DAC Multiarterial: Quando Indicar Cirurgia de Revascularização?

UNIFESP/EPM - Universidade Federal de São Paulo - Escola Paulista de Medicina — Prova 2020

Enunciado

Mulher, 66 anos de idade, hipertensa e diabética é admitida no pronto socorro por quadro de angina instável há 3 meses. Encontra-se clínica e hemodinamicamente estável. Ecocardiograma com fração de ejeção de ventrículo esquerdo estimada em 40%. Coronariografia evidenciou lesão proximal focal de 80% em artéria interventricular anterior e lesão focal de 70% em 1/3 médio de artéria circunflexa. Qual é a melhor conduta?

Alternativas

  1. A) Angioplastia coronariana com stent farmacológico
  2. B) Tratamento clínico para insuficiência coronariana
  3. C) Realização de cintilografia miocárdica
  4. D) Administração de trombolítico IV
  5. E) Cirurgia de revascularização miocárdica

Pérola Clínica

DAC multiarterial + FEVE < 50% + DM → Cirurgia de Revascularização Miocárdica (CABG) é a melhor conduta.

Resumo-Chave

Em pacientes com doença arterial coronariana multiarterial (lesões em LAD e circunflexa), disfunção ventricular esquerda (FEVE 40%) e comorbidades como diabetes e hipertensão, a cirurgia de revascularização miocárdica (CABG) é superior à angioplastia com stent farmacológico em termos de sobrevida e redução de eventos cardiovasculares maiores.

Contexto Educacional

A doença arterial coronariana (DAC) é uma das principais causas de morbimortalidade global, e a angina instável representa uma forma grave de apresentação.
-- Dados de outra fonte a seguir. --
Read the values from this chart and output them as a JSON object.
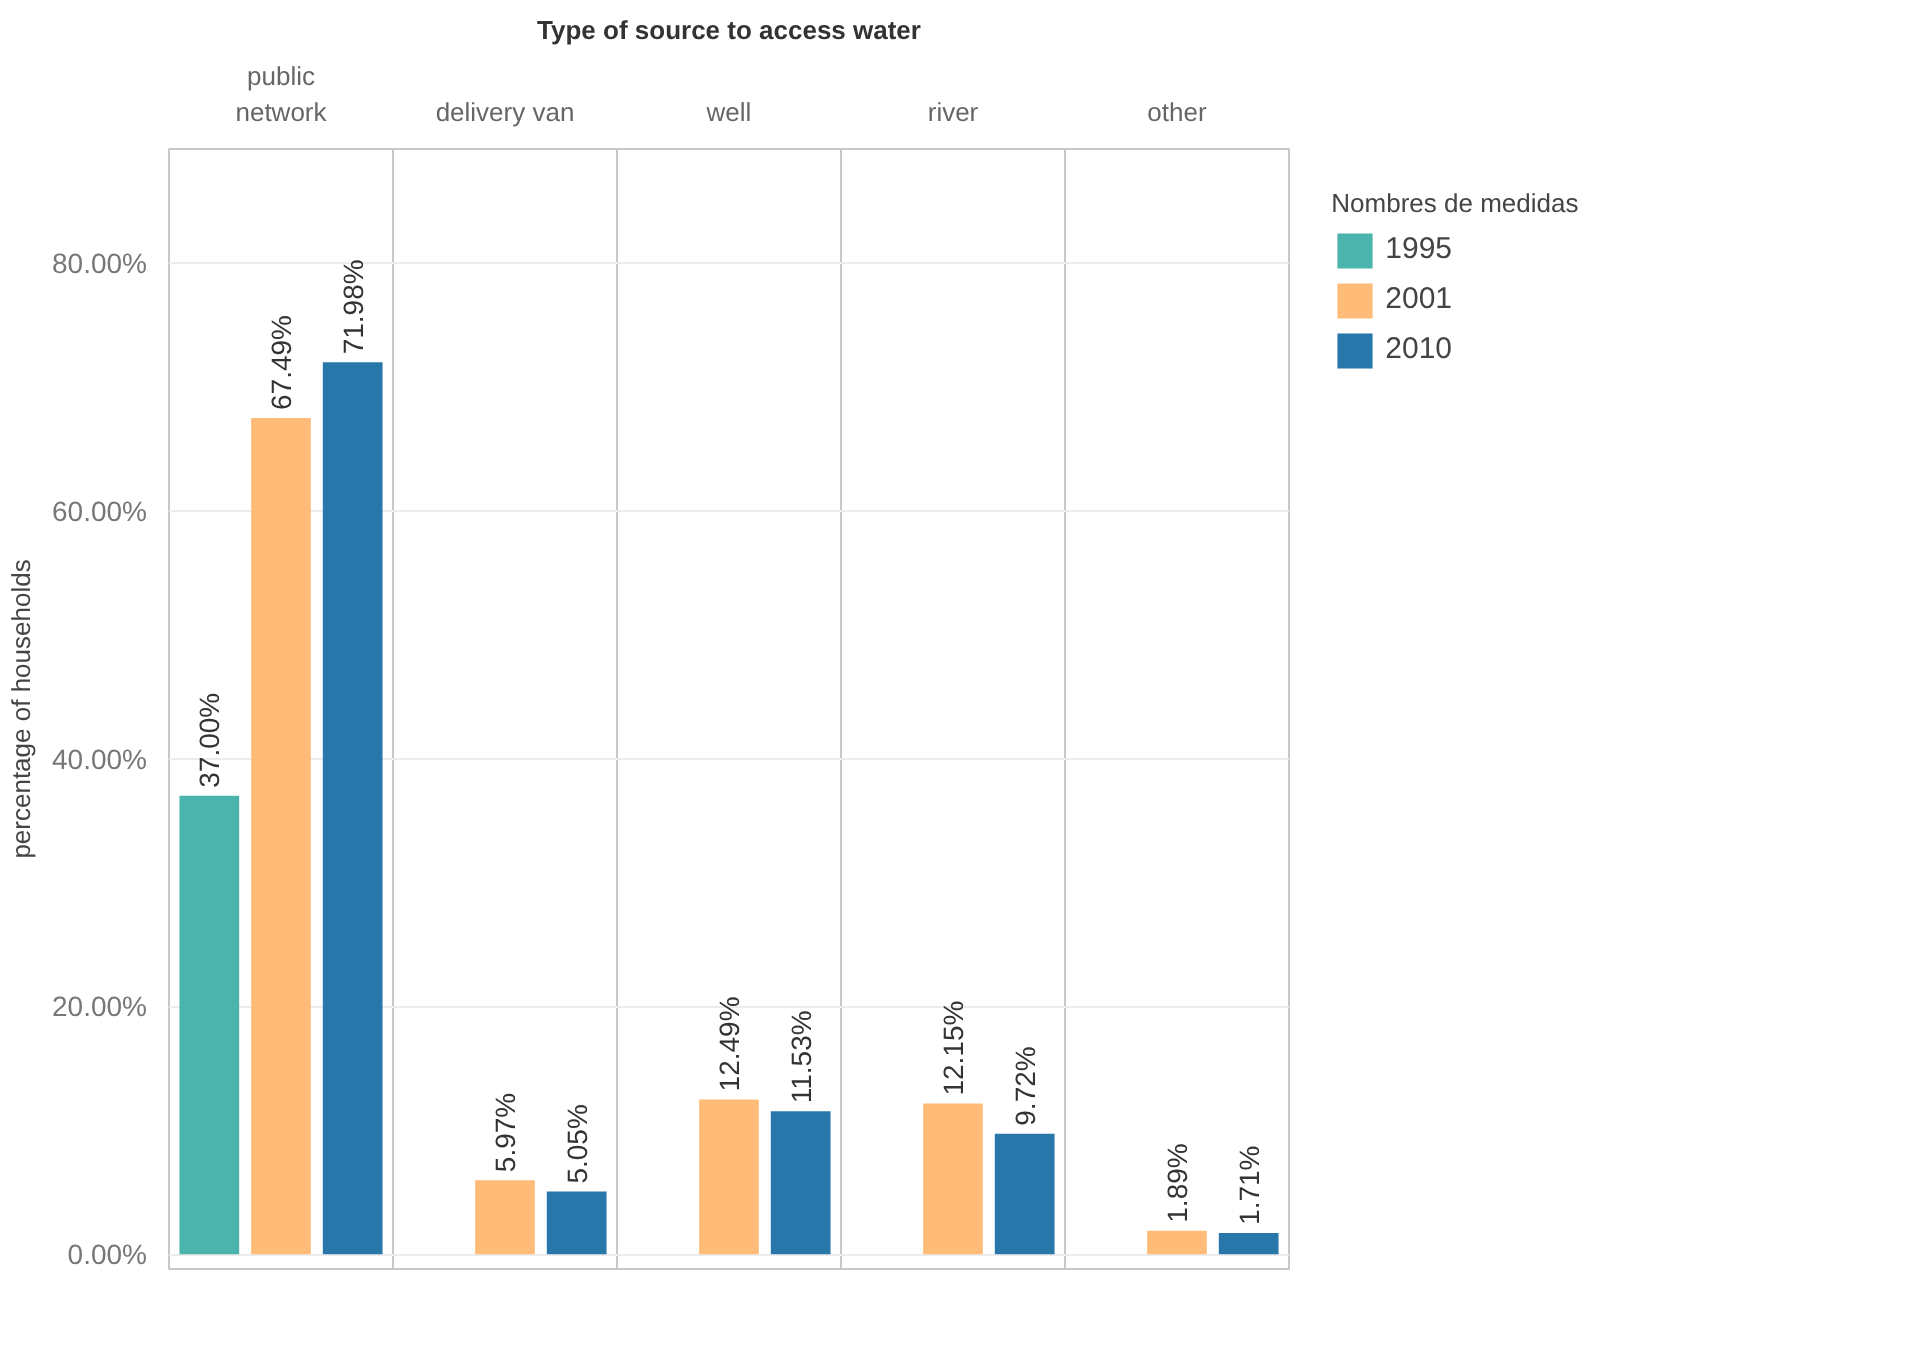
{
  "chart_data": {
    "type": "bar",
    "title": "Type of source to access water",
    "ylabel": "percentage of households",
    "legend_title": "Nombres de medidas",
    "categories": [
      "public network",
      "delivery van",
      "well",
      "river",
      "other"
    ],
    "series": [
      {
        "name": "1995",
        "color": "#4bb5ad",
        "values": [
          37.0,
          null,
          null,
          null,
          null
        ]
      },
      {
        "name": "2001",
        "color": "#ffbc79",
        "values": [
          67.49,
          5.97,
          12.49,
          12.15,
          1.89
        ]
      },
      {
        "name": "2010",
        "color": "#2877aa",
        "values": [
          71.98,
          5.05,
          11.53,
          9.72,
          1.71
        ]
      }
    ],
    "ylim": [
      -1.2,
      89.2
    ],
    "yticks": [
      {
        "value": 0,
        "label": "0.00%"
      },
      {
        "value": 20,
        "label": "20.00%"
      },
      {
        "value": 40,
        "label": "40.00%"
      },
      {
        "value": 60,
        "label": "60.00%"
      },
      {
        "value": 80,
        "label": "80.00%"
      }
    ],
    "value_labels": [
      [
        "37.00%",
        null,
        null,
        null,
        null
      ],
      [
        "67.49%",
        "5.97%",
        "12.49%",
        "12.15%",
        "1.89%"
      ],
      [
        "71.98%",
        "5.05%",
        "11.53%",
        "9.72%",
        "1.71%"
      ]
    ],
    "grid": "y",
    "legend": "right"
  }
}
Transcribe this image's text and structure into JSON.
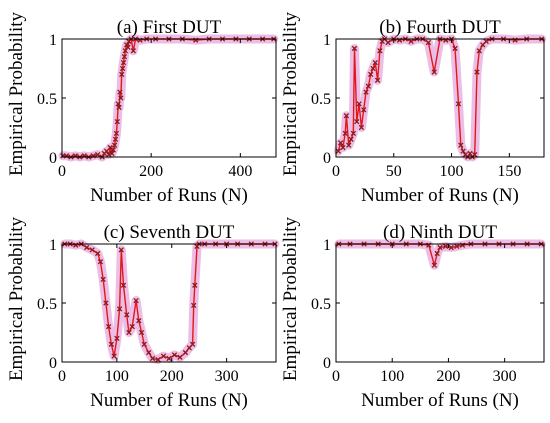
{
  "figure": {
    "marker_color": "#8b1a1a",
    "halo_color": "#e6a8dc",
    "line_color": "#e0181c"
  },
  "chart_data": [
    {
      "type": "scatter",
      "title": "(a) First DUT",
      "xlabel": "Number of Runs (N)",
      "ylabel": "Empirical Probability",
      "xlim": [
        0,
        480
      ],
      "ylim": [
        0,
        1
      ],
      "xticks": [
        "0",
        "200",
        "400"
      ],
      "yticks": [
        "0",
        "0.5",
        "1"
      ],
      "points": [
        [
          2,
          0.01
        ],
        [
          10,
          0.01
        ],
        [
          20,
          0.0
        ],
        [
          30,
          0.01
        ],
        [
          40,
          0.0
        ],
        [
          50,
          0.01
        ],
        [
          60,
          0.0
        ],
        [
          70,
          0.01
        ],
        [
          80,
          0.02
        ],
        [
          90,
          0.0
        ],
        [
          95,
          0.03
        ],
        [
          100,
          0.05
        ],
        [
          105,
          0.02
        ],
        [
          108,
          0.08
        ],
        [
          112,
          0.03
        ],
        [
          115,
          0.06
        ],
        [
          118,
          0.1
        ],
        [
          120,
          0.15
        ],
        [
          122,
          0.2
        ],
        [
          124,
          0.3
        ],
        [
          126,
          0.45
        ],
        [
          128,
          0.42
        ],
        [
          130,
          0.55
        ],
        [
          132,
          0.5
        ],
        [
          134,
          0.7
        ],
        [
          136,
          0.75
        ],
        [
          138,
          0.8
        ],
        [
          140,
          0.85
        ],
        [
          142,
          0.9
        ],
        [
          145,
          0.95
        ],
        [
          148,
          0.93
        ],
        [
          150,
          0.98
        ],
        [
          155,
          1.0
        ],
        [
          160,
          0.9
        ],
        [
          165,
          1.0
        ],
        [
          175,
          0.99
        ],
        [
          190,
          1.0
        ],
        [
          210,
          1.0
        ],
        [
          240,
          1.0
        ],
        [
          270,
          1.0
        ],
        [
          300,
          0.99
        ],
        [
          330,
          1.0
        ],
        [
          360,
          1.0
        ],
        [
          390,
          1.0
        ],
        [
          420,
          1.0
        ],
        [
          450,
          1.0
        ],
        [
          475,
          1.0
        ]
      ]
    },
    {
      "type": "scatter",
      "title": "(b) Fourth DUT",
      "xlabel": "Number of Runs (N)",
      "ylabel": "Empirical Probability",
      "xlim": [
        0,
        180
      ],
      "ylim": [
        0,
        1
      ],
      "xticks": [
        "0",
        "50",
        "100",
        "150"
      ],
      "yticks": [
        "0",
        "0.5",
        "1"
      ],
      "points": [
        [
          2,
          0.05
        ],
        [
          4,
          0.12
        ],
        [
          6,
          0.08
        ],
        [
          8,
          0.2
        ],
        [
          9,
          0.35
        ],
        [
          11,
          0.1
        ],
        [
          13,
          0.15
        ],
        [
          15,
          0.2
        ],
        [
          16,
          0.92
        ],
        [
          18,
          0.3
        ],
        [
          20,
          0.45
        ],
        [
          22,
          0.25
        ],
        [
          24,
          0.4
        ],
        [
          26,
          0.55
        ],
        [
          28,
          0.6
        ],
        [
          30,
          0.7
        ],
        [
          32,
          0.75
        ],
        [
          34,
          0.8
        ],
        [
          36,
          0.65
        ],
        [
          38,
          0.9
        ],
        [
          40,
          0.98
        ],
        [
          42,
          1.0
        ],
        [
          45,
          0.97
        ],
        [
          50,
          1.0
        ],
        [
          55,
          0.99
        ],
        [
          60,
          1.0
        ],
        [
          65,
          0.98
        ],
        [
          70,
          1.0
        ],
        [
          75,
          1.0
        ],
        [
          80,
          0.97
        ],
        [
          85,
          0.72
        ],
        [
          90,
          1.0
        ],
        [
          95,
          0.99
        ],
        [
          100,
          1.0
        ],
        [
          103,
          0.92
        ],
        [
          106,
          0.45
        ],
        [
          108,
          0.1
        ],
        [
          110,
          0.05
        ],
        [
          112,
          0.02
        ],
        [
          114,
          0.0
        ],
        [
          116,
          0.03
        ],
        [
          118,
          0.0
        ],
        [
          120,
          0.02
        ],
        [
          122,
          0.72
        ],
        [
          124,
          0.9
        ],
        [
          127,
          0.95
        ],
        [
          130,
          0.98
        ],
        [
          135,
          1.0
        ],
        [
          145,
          1.0
        ],
        [
          155,
          0.99
        ],
        [
          165,
          1.0
        ],
        [
          178,
          1.0
        ]
      ]
    },
    {
      "type": "scatter",
      "title": "(c) Seventh DUT",
      "xlabel": "Number of Runs (N)",
      "ylabel": "Empirical Probability",
      "xlim": [
        0,
        390
      ],
      "ylim": [
        0,
        1
      ],
      "xticks": [
        "0",
        "100",
        "200",
        "300"
      ],
      "yticks": [
        "0",
        "0.5",
        "1"
      ],
      "points": [
        [
          5,
          1.0
        ],
        [
          15,
          1.0
        ],
        [
          25,
          0.99
        ],
        [
          35,
          1.0
        ],
        [
          45,
          0.97
        ],
        [
          55,
          0.95
        ],
        [
          65,
          0.92
        ],
        [
          70,
          0.85
        ],
        [
          75,
          0.7
        ],
        [
          80,
          0.5
        ],
        [
          85,
          0.3
        ],
        [
          90,
          0.15
        ],
        [
          95,
          0.05
        ],
        [
          100,
          0.2
        ],
        [
          105,
          0.45
        ],
        [
          108,
          0.95
        ],
        [
          112,
          0.65
        ],
        [
          118,
          0.4
        ],
        [
          122,
          0.25
        ],
        [
          128,
          0.3
        ],
        [
          135,
          0.52
        ],
        [
          140,
          0.35
        ],
        [
          145,
          0.25
        ],
        [
          150,
          0.15
        ],
        [
          158,
          0.08
        ],
        [
          165,
          0.03
        ],
        [
          175,
          0.02
        ],
        [
          185,
          0.05
        ],
        [
          195,
          0.03
        ],
        [
          205,
          0.06
        ],
        [
          215,
          0.04
        ],
        [
          225,
          0.08
        ],
        [
          232,
          0.12
        ],
        [
          238,
          0.15
        ],
        [
          240,
          0.48
        ],
        [
          242,
          0.65
        ],
        [
          246,
          0.98
        ],
        [
          250,
          1.0
        ],
        [
          260,
          1.0
        ],
        [
          280,
          1.0
        ],
        [
          300,
          1.0
        ],
        [
          320,
          1.0
        ],
        [
          345,
          1.0
        ],
        [
          370,
          1.0
        ],
        [
          388,
          1.0
        ]
      ]
    },
    {
      "type": "scatter",
      "title": "(d) Ninth DUT",
      "xlabel": "Number of Runs (N)",
      "ylabel": "Empirical Probability",
      "xlim": [
        0,
        370
      ],
      "ylim": [
        0,
        1
      ],
      "xticks": [
        "0",
        "100",
        "200",
        "300"
      ],
      "yticks": [
        "0",
        "0.5",
        "1"
      ],
      "points": [
        [
          5,
          1.0
        ],
        [
          25,
          1.0
        ],
        [
          50,
          1.0
        ],
        [
          75,
          1.0
        ],
        [
          100,
          1.0
        ],
        [
          125,
          1.0
        ],
        [
          150,
          1.0
        ],
        [
          165,
          0.99
        ],
        [
          175,
          0.82
        ],
        [
          180,
          0.92
        ],
        [
          185,
          0.97
        ],
        [
          195,
          0.98
        ],
        [
          205,
          0.97
        ],
        [
          215,
          0.98
        ],
        [
          225,
          0.99
        ],
        [
          240,
          1.0
        ],
        [
          265,
          1.0
        ],
        [
          290,
          1.0
        ],
        [
          315,
          1.0
        ],
        [
          340,
          1.0
        ],
        [
          365,
          1.0
        ]
      ]
    }
  ]
}
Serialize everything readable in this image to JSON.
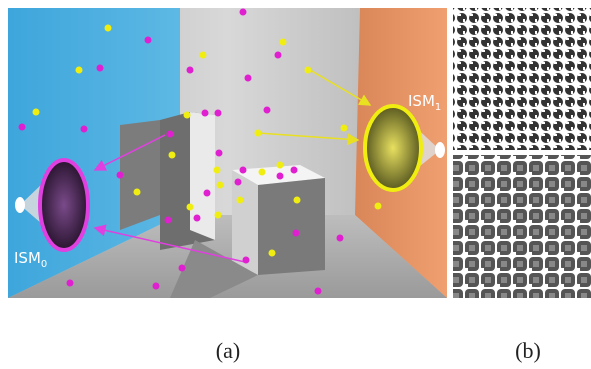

A escolha da estratégia de revascularização é um pilar fundamental no manejo desses pacientes, com impacto direto no prognóstico. A epidemiologia da DAC é fortemente influenciada por fatores de risco como hipertensão, diabetes, dislipidemia e tabagismo. A fisiopatologia envolve a aterosclerose das artérias coronárias, levando à estenose e isquemia miocárdica. O diagnóstico é feito com base na clínica, eletrocardiograma, biomarcadores cardíacos e confirmado por métodos de imagem como a coronariografia. A avaliação da fração de ejeção do ventrículo esquerdo (FEVE) é crucial para estratificação de risco e decisão terapêutica. O tratamento pode ser clínico, percutâneo (angioplastia com stent) ou cirúrgico (CABG). Em pacientes com DAC multiarterial, diabetes mellitus e disfunção ventricular (FEVE < 50%), a CABG é geralmente a opção preferencial devido aos melhores resultados a longo prazo em termos de sobrevida e redução de eventos. Residentes devem dominar os critérios para cada modalidade de tratamento.

Perguntas Frequentes

Quais são as principais indicações para a cirurgia de revascularização miocárdica (CABG)?

A CABG é indicada para pacientes com doença arterial coronariana multiarterial, doença do tronco da coronária esquerda, doença coronariana difusa não passível de angioplastia, ou em casos de disfunção ventricular esquerda significativa, especialmente em diabéticos, onde oferece melhores resultados a longo prazo.

Por que a CABG é preferível à angioplastia em alguns casos de doença multiarterial?

Estudos como o SYNTAX trial demonstraram que a CABG é superior à angioplastia com stent farmacológico em pacientes com doença multiarterial complexa, especialmente aqueles com diabetes mellitus e disfunção ventricular, devido a menores taxas de eventos cardiovasculares adversos maiores e melhor sobrevida a longo prazo.

Qual o papel da fração de ejeção do ventrículo esquerdo na decisão terapêutica?

Uma fração de ejeção reduzida (abaixo de 50%) em pacientes com doença arterial coronariana multiarterial é um fator que favorece a indicação de CABG, pois a revascularização completa pode levar a uma melhora da função ventricular e do prognóstico, especialmente em miocárdio viável.